Sometime between Al Nusrah’s “disassociation” from al Qaeda in mid-2016 and its relaunch as HTS in early 2017, two senior al Qaeda leaders — Saif al Adel and Abdullah (a.k.a. Abu Muhammad al Masri) — were consulted on the issue. Although the pair had been released from Iranian custody alongside Abu al Qassam, they decided to stay inside Iran.
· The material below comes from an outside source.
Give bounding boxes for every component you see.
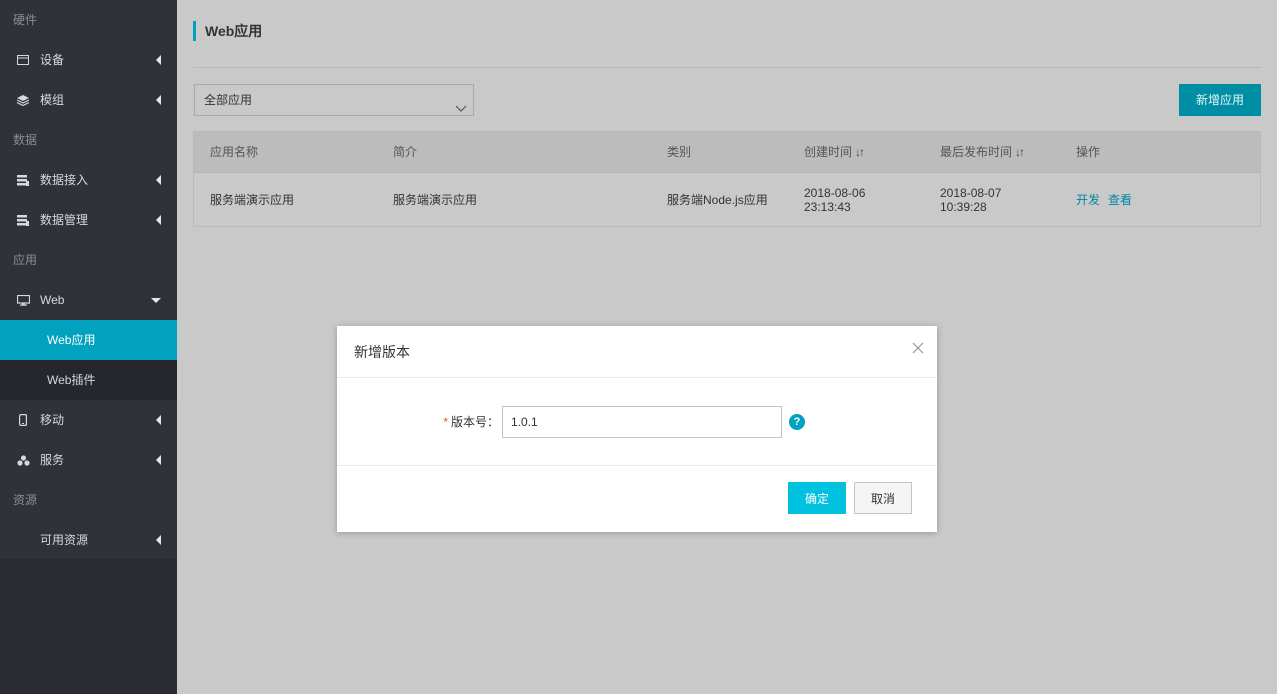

From their perch inside the country, they rejected Julani’s moves.
One of Julani’s advocates, an HTS official known as Abu Abdullah al-Shami, argued that Adel and Abdullah didn’t have the authority to overrule Julani and his comrades because the two were “in an enemy state (Iran),” where “they are being held there against their will.” In other words, the two al Qaeda leaders were supposedly detained inside Iran and, therefore, not able to freely consider the matter.
But Abu al-Qassam quickly rejected Abu Abdullah al-Shami’s argument in a post online, explaining that Saif al Adel and Abdullah “left prison and they are not imprisoned.” The two al Qaeda managers “are forbidden from traveling until Allah makes for them an exit,” he wrote, but “they move around and live their natural lives except for being allowed to travel.”
U.S. infrequently hunts al Qaeda officials and operatives in Syria
America’s drones do not target senior al Qaeda personnel in Iran, but they have been deployed across Syria on multiple occasions.
In December 2019, another HAD official, Bilal Khuraysat, was killed in an airstrike. Khuraysat (a.k.a. Abu Khadija al-Urduni) was also a native of Jordan. He was a significant ideological figure, as he penned tracts defending al Qaeda and criticizing the Islamic State, among other topics.
Another Jordanian al Qaeda leader, Iyad Nazmi Salih Khalil (a.k.a. Abu Julaybib al-Urduni), was killed in a drone strike in late 2018. Like Abu al Qassam, Abu Julaybib was close to Zarqawi.
The U.S. has also carried out airstrikes against al Qaeda targets deemed a threat to the West, including in June and August of 2019.
In Feb. 2017, the U.S. killed one of Ayman al Zawahiri’s top deputies, Abu al Khayr al Masri, in a drone strike. Abu al Khayr was killed with a R9X missile, according to the Wall Street Journal.
If the reports of the demise of Abu al Qassam and Bilal al Sanaani are accurate, then it appears that they died in an airstrike with a R9X, or a similar missile, as well.